Maybe my least favorite diagnosis ever. "Irritable bowel syndrome" is defined by the Mayo Clinic as: "A common disorder that affects the large intestine. Signs and symptoms include cramping, abdominal pain, bloating, gas, and diarrhea or constipation, or both. IBS is a chronic condition that you'll need to manage long term."
After decades (yes, decades) of distention, alternating loose stools and constipation, and painful hemorrhoids, this woman came to me as a last resort. Stool testing and countless endoscopies had shown "nothing." Diet changes seemed helpful, but only in the short-term. She had tried being vegan, tried no spicy food, tried no fried food, tried no alcohol, no caffeine, and definitely no fun diets. Exercise was hard because she was always nauseous or gassy. She was becoming miserable and desperate.
I knew that there was no way she was digesting anything very well, and put her on digestive enzymes immediately. Then we put her on a strict regime of no gluten or dairy while we waited for the results of a food sensitivity test. In the short-term, I worked on sealing and healing her gut with daily bone broth, healing herbs, and easily digested meals.

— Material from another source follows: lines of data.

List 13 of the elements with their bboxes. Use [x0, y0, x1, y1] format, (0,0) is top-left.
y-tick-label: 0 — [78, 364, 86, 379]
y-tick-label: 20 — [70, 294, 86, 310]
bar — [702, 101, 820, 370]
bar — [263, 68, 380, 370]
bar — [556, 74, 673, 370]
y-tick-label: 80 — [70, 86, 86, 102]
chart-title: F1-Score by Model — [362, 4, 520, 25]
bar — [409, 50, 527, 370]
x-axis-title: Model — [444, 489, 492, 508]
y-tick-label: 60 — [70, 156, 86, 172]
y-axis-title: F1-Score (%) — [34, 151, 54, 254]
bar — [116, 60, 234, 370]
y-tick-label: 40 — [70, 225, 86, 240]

During our first few sessions, I learned that she had been on antibiotics no less than yearly since her mid-twenties for repeated sinus infections and UTI's. What?! These infections happened so frequently, that they weren't even her "main complaint." I quickly asked her to start working on drinking a lot more water (with electrolytes), start working with a specialist on pelvic floor exercises, and added in some natural supplements to help manage seasonal allergies. In addition, she started doing a daily sinus rinse and continued with the gut healing regimen I'd put together in conjunction with eliminating all the foods her testing showed she was reacting too.
Yes, our work consisted of a lot of diet and lifestyle changes, but low and behold: no more UTIs, and no sinus infections. And after a whole year of no antibiotics her gut started working a lot better. Gas was almost nonexistent, and BMs were regular. Her IBS was way less irritable!
It's ALL connected. There is no separate!!
To own your wellness is to own all of it:
the food, the movement, the stress, the sadness, the history, the sleep, the love and the loneliness.
When we pull back to the mile high view of your wellness, what will we finally see?